Maximizing Barbecue Smoke Coverage

Ian, the owner of Deep800080, is planning a barbecue on his narrow pier that stretches from the shore into the lake. His special barbecue charcoal produces a unique, deep purple smoke that forms a perfect circle with a fixed maximum radius \(r\) around the grill.

There are several ships anchored at various positions in the lake. A ship is considered alerted if it is within or on the boundary of the smoke circle.

Given the positions of the ships in the plane and the smoke radius \(r\), determine the maximum number of ships that can be alerted by optimally placing the barbecue grill on the pier. You may assume that the pier corresponds to the non\(-negative\) x\(-axis\) (i.e., points of the form \((x,0)\) with \(x \ge 0\)). Each ship is represented by its coordinates \((x_i,y_i)\) in the plane.
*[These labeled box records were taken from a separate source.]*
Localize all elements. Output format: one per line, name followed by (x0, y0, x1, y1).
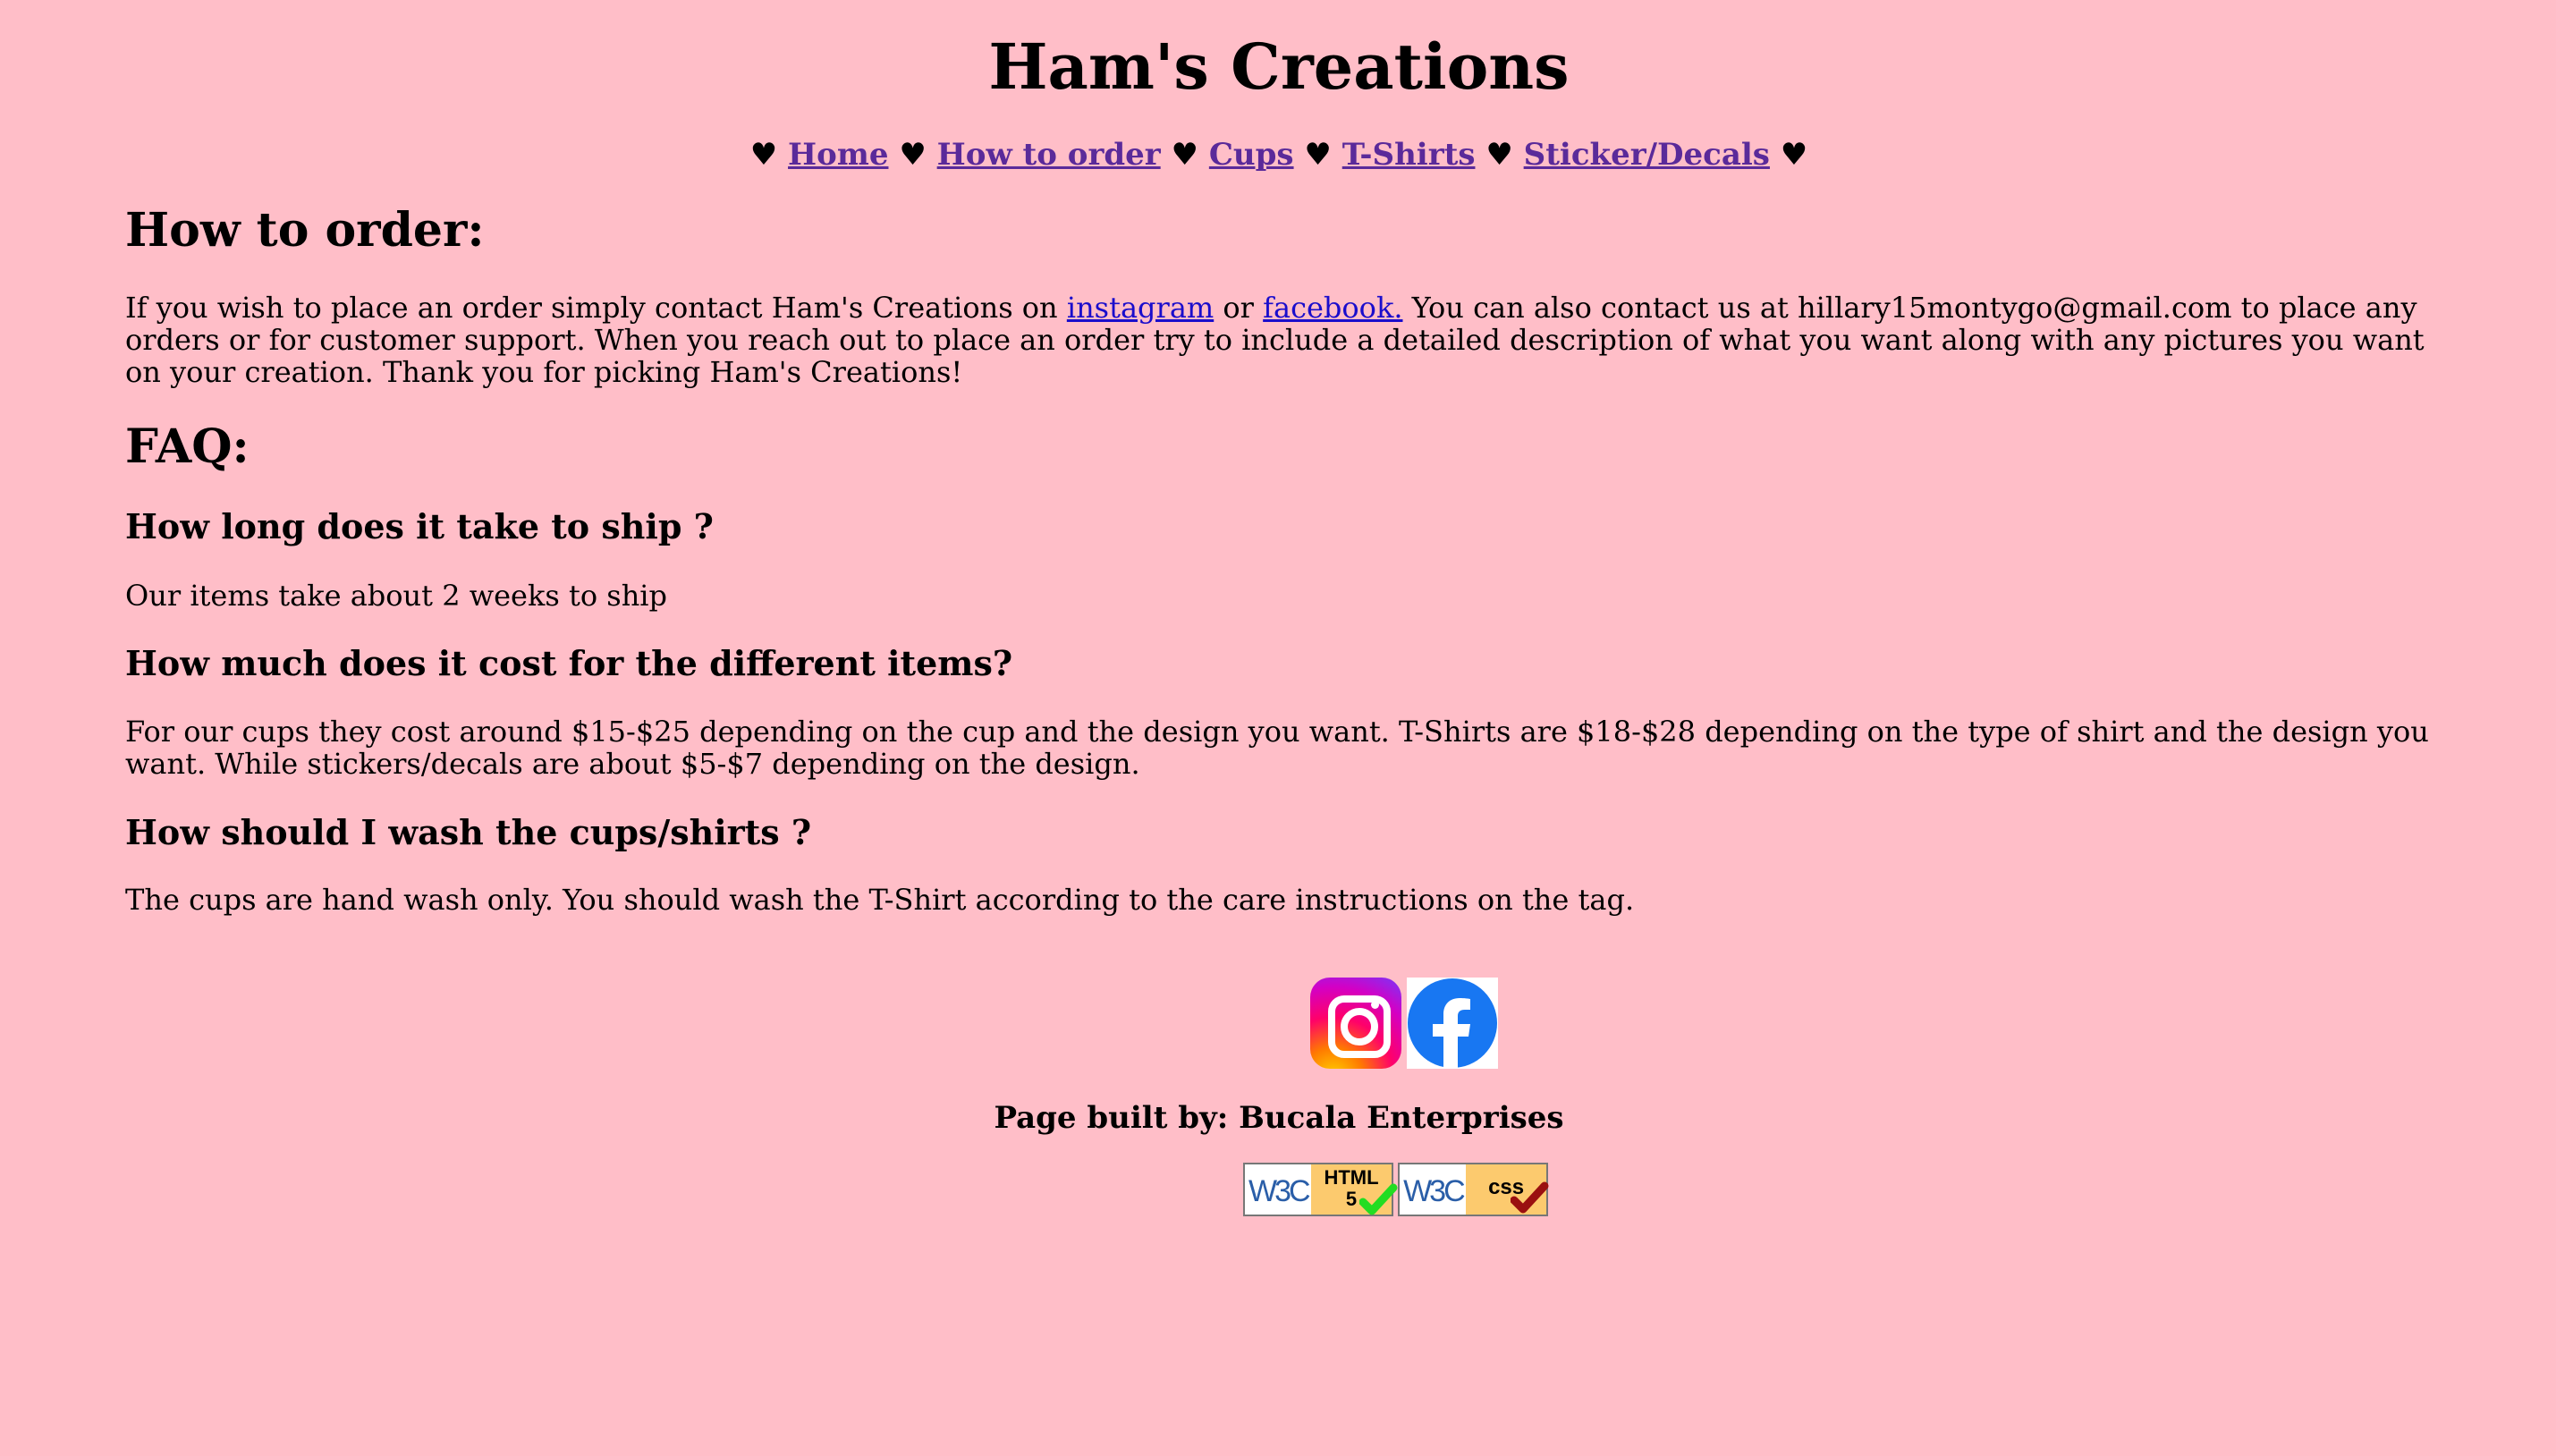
nav-link-t-shirts[interactable]: T-Shirts (1342, 137, 1476, 173)
css-validator-link[interactable]: W3C css (1398, 1163, 1549, 1216)
faq-heading: FAQ: (125, 419, 250, 474)
instagram-icon-link[interactable] (1310, 978, 1401, 1069)
validation-badges: W3C HTML 5 W3C css (1243, 1163, 1549, 1216)
how-to-order-heading: How to order: (125, 203, 485, 258)
checkmark-icon (1511, 1181, 1549, 1214)
facebook-link[interactable]: facebook. (1263, 291, 1402, 325)
main-nav: ♥ Home ♥ How to order ♥ Cups ♥ T-Shirts … (125, 132, 2433, 177)
built-by-credit: Page built by: Bucala Enterprises (994, 1100, 1564, 1136)
facebook-icon-link[interactable] (1401, 978, 1498, 1069)
faq-question: How should I wash the cups/shirts ? (125, 812, 812, 852)
nav-link-cups[interactable]: Cups (1209, 137, 1294, 173)
nav-link-how-to-order[interactable]: How to order (937, 137, 1161, 173)
w3c-css-badge: W3C css (1398, 1163, 1549, 1216)
w3c-logo: W3C (1403, 1174, 1466, 1208)
heart-icon: ♥ (1485, 137, 1513, 173)
faq-answer: The cups are hand wash only. You should … (125, 883, 1635, 917)
heart-icon: ♥ (1171, 137, 1199, 173)
heart-icon: ♥ (1304, 137, 1332, 173)
heart-icon: ♥ (749, 137, 778, 173)
instagram-icon (1310, 978, 1401, 1069)
html5-validator-link[interactable]: W3C HTML 5 (1243, 1163, 1398, 1216)
nav-link-sticker-decals[interactable]: Sticker/Decals (1524, 137, 1770, 173)
heart-icon: ♥ (1780, 137, 1808, 173)
w3c-html5-badge: W3C HTML 5 (1243, 1163, 1398, 1216)
faq-answer: For our cups they cost around $15-$25 de… (125, 715, 2429, 781)
social-links (1310, 978, 1498, 1069)
faq-answer: Our items take about 2 weeks to ship (125, 579, 668, 613)
nav-link-home[interactable]: Home (788, 137, 888, 173)
w3c-logo: W3C (1248, 1174, 1311, 1208)
site-title: Ham's Creations (988, 30, 1570, 104)
heart-icon: ♥ (899, 137, 927, 173)
order-text-before: If you wish to place an order simply con… (125, 291, 1067, 325)
checkmark-icon (1359, 1183, 1398, 1215)
faq-question: How much does it cost for the different … (125, 643, 1013, 683)
instagram-link[interactable]: instagram (1067, 291, 1214, 325)
facebook-icon (1407, 978, 1498, 1069)
order-text-or: or (1214, 291, 1264, 325)
faq-question: How long does it take to ship ? (125, 506, 714, 546)
how-to-order-text: If you wish to place an order simply con… (125, 292, 2433, 388)
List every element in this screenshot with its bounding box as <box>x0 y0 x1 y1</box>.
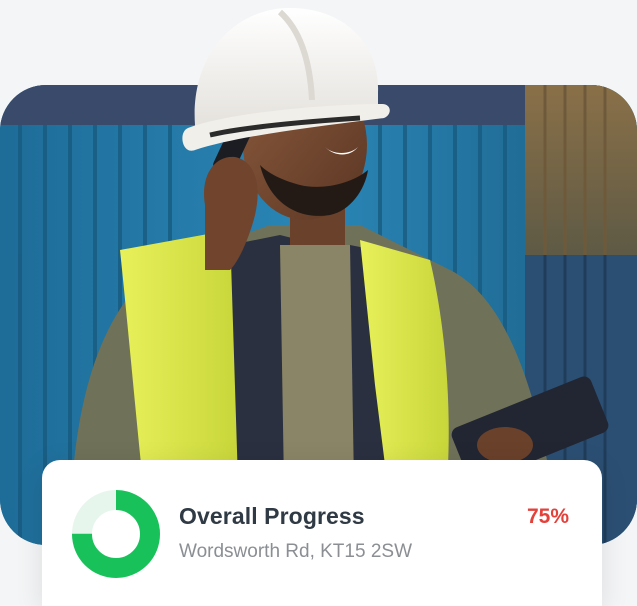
hero-section: Overall Progress Wordsworth Rd, KT15 2SW… <box>0 0 637 606</box>
progress-card: Overall Progress Wordsworth Rd, KT15 2SW… <box>42 460 602 606</box>
progress-title: Overall Progress <box>179 503 365 529</box>
progress-percent: 75% <box>526 505 569 528</box>
site-address: Wordsworth Rd, KT15 2SW <box>179 541 413 562</box>
progress-donut <box>72 490 160 578</box>
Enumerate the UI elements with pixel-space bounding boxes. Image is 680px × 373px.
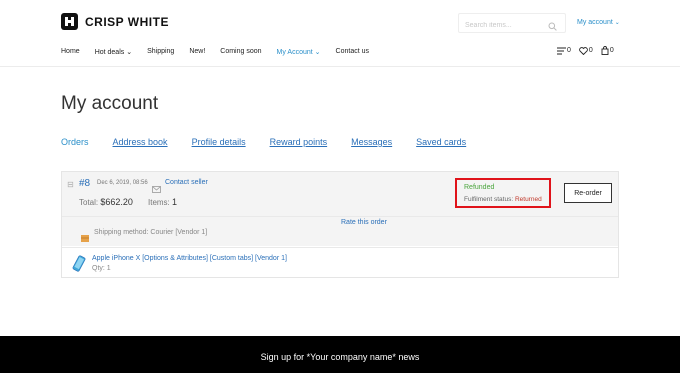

Mathematically, for a ship at \((x_i, y_i)\) and a barbecue location \((x,0)\), the ship is alerted if \[ (x_i - x)^2 + y_i^2 \le r^2. \]

Your task is to choose a position \(x \ge 0\) on the x-axis such that the number of ships satisfying the above inequality is maximized, and output that maximum count.

inputFormat

The first line contains two integers \(n\) and \(r\) (\(1 \leq n \leq 10^5\), \(1 \leq r \leq 10^9\)), representing the number of ships and the radius of the smoke circle.

Each of the next \(n\) lines contains two integers \(x_i\) and \(y_i\) (\(|x_i|,|y_i| \leq 10^9\)), representing the coordinates of a ship. It is guaranteed that the ships are located on the lake. Note that the barbecue grill can only be placed on the pier, which is along the non-negative x-axis (i.e. points \((x,0)\) for \(x \ge 0\)).

outputFormat

Output a single integer: the maximum number of ships that can be alerted by optimally placing the barbecue grill.

sample

3 5
2 3
4 2
7 5

2